Free speech in a university is a very different thing from free speech in Congress or Parliament, freedom of the press, or free speech in the street. Each milieu has its own conventions and traditions, and each must protect its freedoms for its own purposes and with a view to its own particular good. In everyday conversation, it is not as a rule advisable that all aspects of a question be openly discussed, and laws of libel, public order, and sedition protect people from hurtful or provocative language.

Those laws have been radically extended in recent times, with the invention of “hate speech” as a quasi-legal category, and legislation like the UK 2006 “Racial and Religious Hatred Act,” which makes it an offense to “stir up hatred” toward racial and religious groups. The emerging consensus is that, in the arena of everyday encounters, untrammeled freedom of speech has costs that might well outweigh its benefits, and the law has the right to intervene on behalf of public order.

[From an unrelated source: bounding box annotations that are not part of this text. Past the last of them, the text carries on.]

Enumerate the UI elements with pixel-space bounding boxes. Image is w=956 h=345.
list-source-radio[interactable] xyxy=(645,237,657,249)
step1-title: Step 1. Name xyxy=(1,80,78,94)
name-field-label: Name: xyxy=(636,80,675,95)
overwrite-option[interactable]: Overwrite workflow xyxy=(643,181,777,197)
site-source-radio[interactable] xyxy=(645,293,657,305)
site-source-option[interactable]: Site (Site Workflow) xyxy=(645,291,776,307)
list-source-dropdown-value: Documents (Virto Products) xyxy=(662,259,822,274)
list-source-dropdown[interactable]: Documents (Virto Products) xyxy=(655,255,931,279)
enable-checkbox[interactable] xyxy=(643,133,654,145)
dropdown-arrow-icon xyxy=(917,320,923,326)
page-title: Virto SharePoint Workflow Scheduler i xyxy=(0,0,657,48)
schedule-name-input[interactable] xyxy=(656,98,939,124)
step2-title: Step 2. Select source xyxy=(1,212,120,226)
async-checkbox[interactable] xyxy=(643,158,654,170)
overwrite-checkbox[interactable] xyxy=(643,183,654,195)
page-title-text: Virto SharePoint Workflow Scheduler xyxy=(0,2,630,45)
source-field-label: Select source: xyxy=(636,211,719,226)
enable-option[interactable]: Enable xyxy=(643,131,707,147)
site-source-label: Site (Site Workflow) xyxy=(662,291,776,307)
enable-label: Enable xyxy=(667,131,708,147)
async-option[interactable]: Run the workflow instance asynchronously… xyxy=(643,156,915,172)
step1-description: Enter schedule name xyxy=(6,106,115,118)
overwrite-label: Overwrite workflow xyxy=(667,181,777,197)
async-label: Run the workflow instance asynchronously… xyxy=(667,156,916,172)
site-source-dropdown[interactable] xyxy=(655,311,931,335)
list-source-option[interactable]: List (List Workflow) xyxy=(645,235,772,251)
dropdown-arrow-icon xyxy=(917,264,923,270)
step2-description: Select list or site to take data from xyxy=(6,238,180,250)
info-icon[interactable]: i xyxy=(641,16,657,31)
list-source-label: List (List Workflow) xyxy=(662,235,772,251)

What, however, should be the rule governing free speech in a university? A modern university is very different from the medieval institution from which it descends. The medieval university contained faculties of law and medicine, and it extended its reach into mathematics and the natural sciences. But it was built around the study of the dogmas and authorities of the Church. A large part of its intellectual labor was devoted to identifying and extirpating heresies, and although you could do this only if you were free to express those heresies in words and to examine the arguments given in support of them, you were not in any real sense free to affirm them. It would be quite misleading to say that the medieval university was devoted to the advancement of free inquiry, since freedom stopped dead at the exit from faith—even if that exit could be discovered only by a kind of free inquiry.